Сестра засмеялась и пошла дальше; сёстры ведь всегда торопятся.
Поэтому сегодня я хочу рассказать тебе, что в этом красном доме из неоштукатуренного кирпича родятся дети. Надо бы выкрасить его в белый цвет — в честь и во славу людей. И на крыше надо бы держать два флага — розовый и голубой — и, как только кто-нибудь родится, поднимать флаг, чтобы весь город знал, что сейчас родился человек — мальчик или девочка.

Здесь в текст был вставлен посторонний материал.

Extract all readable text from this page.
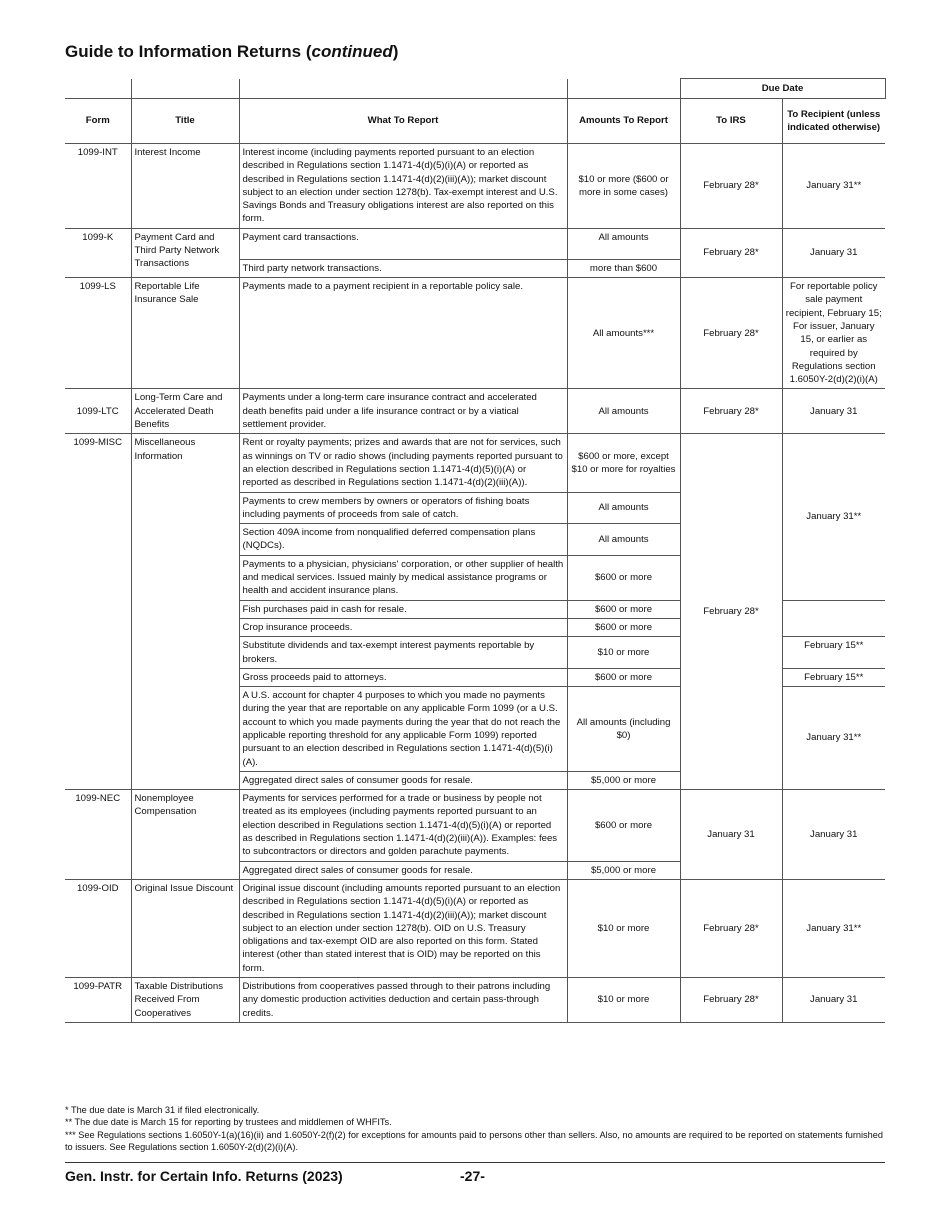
Guide to Information Returns (continued)
				Due Date	
Form	Title	What To Report	Amounts To Report	To IRS	To Recipient (unless indicated otherwise)
1099-INT	Interest Income	Interest income (including payments reported pursuant to an election described in Regulations section 1.1471-4(d)(5)(i)(A) or reported as described in Regulations section 1.1471-4(d)(2)(iii)(A)); market discount subject to an election under section 1278(b). Tax-exempt interest and U.S. Savings Bonds and Treasury obligations interest are also reported on this form.	$10 or more ($600 or more in some cases)	February 28*	January 31**
1099-K	Payment Card and Third Party Network Transactions	Payment card transactions.	All amounts	February 28*	January 31
		Third party network transactions.	more than $600		
1099-LS	Reportable Life Insurance Sale	Payments made to a payment recipient in a reportable policy sale.	All amounts***	February 28*	For reportable policy sale payment recipient, February 15; For issuer, January 15, or earlier as required by Regulations section 1.6050Y-2(d)(2)(i)(A)
1099-LTC	Long-Term Care and Accelerated Death Benefits	Payments under a long-term care insurance contract and accelerated death benefits paid under a life insurance contract or by a viatical settlement provider.	All amounts	February 28*	January 31
1099-MISC	Miscellaneous Information	Rent or royalty payments; prizes and awards that are not for services, such as winnings on TV or radio shows (including payments reported pursuant to an election described in Regulations section 1.1471-4(d)(5)(i)(A) or reported as described in Regulations section 1.1471-4(d)(2)(iii)(A)).	$600 or more, except $10 or more for royalties	February 28*	January 31**
		Payments to crew members by owners or operators of fishing boats including payments of proceeds from sale of catch.	All amounts		
		Section 409A income from nonqualified deferred compensation plans (NQDCs).	All amounts		
		Payments to a physician, physicians' corporation, or other supplier of health and medical services. Issued mainly by medical assistance programs or health and accident insurance plans.	$600 or more		
		Fish purchases paid in cash for resale.	$600 or more		
		Crop insurance proceeds.	$600 or more		
		Substitute dividends and tax-exempt interest payments reportable by brokers.	$10 or more		February 15**
		Gross proceeds paid to attorneys.	$600 or more		February 15**
		A U.S. account for chapter 4 purposes to which you made no payments during the year that are reportable on any applicable Form 1099 (or a U.S. account to which you made payments during the year that do not reach the applicable reporting threshold for any applicable Form 1099) reported pursuant to an election described in Regulations section 1.1471-4(d)(5)(i)(A).	All amounts (including $0)		January 31**
		Aggregated direct sales of consumer goods for resale.	$5,000 or more		
1099-NEC	Nonemployee Compensation	Payments for services performed for a trade or business by people not treated as its employees (including payments reported pursuant to an election described in Regulations section 1.1471-4(d)(5)(i)(A) or reported as described in Regulations section 1.1471-4(d)(2)(iii)(A)). Examples: fees to subcontractors or directors and golden parachute payments.	$600 or more	January 31	January 31
		Aggregated direct sales of consumer goods for resale.	$5,000 or more		
1099-OID	Original Issue Discount	Original issue discount (including amounts reported pursuant to an election described in Regulations section 1.1471-4(d)(5)(i)(A) or reported as described in Regulations section 1.1471-4(d)(2)(iii)(A)); market discount subject to an election under section 1278(b). OID on U.S. Treasury obligations and tax-exempt OID are also reported on this form. Stated interest (other than stated interest that is OID) may be reported on this form.	$10 or more	February 28*	January 31**
1099-PATR	Taxable Distributions Received From Cooperatives	Distributions from cooperatives passed through to their patrons including any domestic production activities deduction and certain pass-through credits.	$10 or more	February 28*	January 31
* The due date is March 31 if filed electronically.
** The due date is March 15 for reporting by trustees and middlemen of WHFITs.
*** See Regulations sections 1.6050Y-1(a)(16)(ii) and 1.6050Y-2(f)(2) for exceptions for amounts paid to persons other than sellers. Also, no amounts are required to be reported on statements furnished to issuers. See Regulations section 1.6050Y-2(d)(2)(i)(A).
Gen. Instr. for Certain Info. Returns (2023)	-27-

Здесь-то я в первый раз тебя и увидел.
Сначала я ждал дома звонка. То и дело выглядывал в окна, будто кто-то должен приехать. Но никто не приезжал, и только вдали трезвонил трамвай, а один раз вспыхнула неслышная трамвайная молния. В её металлическом блеске я видел, как люди выходят из вагонов. Все шли быстро, и мне казалось, что они спешат ко мне.
И тут зазвонил телефон.
Звонила сестра в голубом чепце — та самая, которую мы встретили вчера, — и сказала, что родился ты и уже сосёшь молоко.
У тебя ещё не было имени, а ты, дружище, уже кричал. Это я не в упрёк тебе говорю, просто отмечаю порядка ради, чтобы ничего не упустить.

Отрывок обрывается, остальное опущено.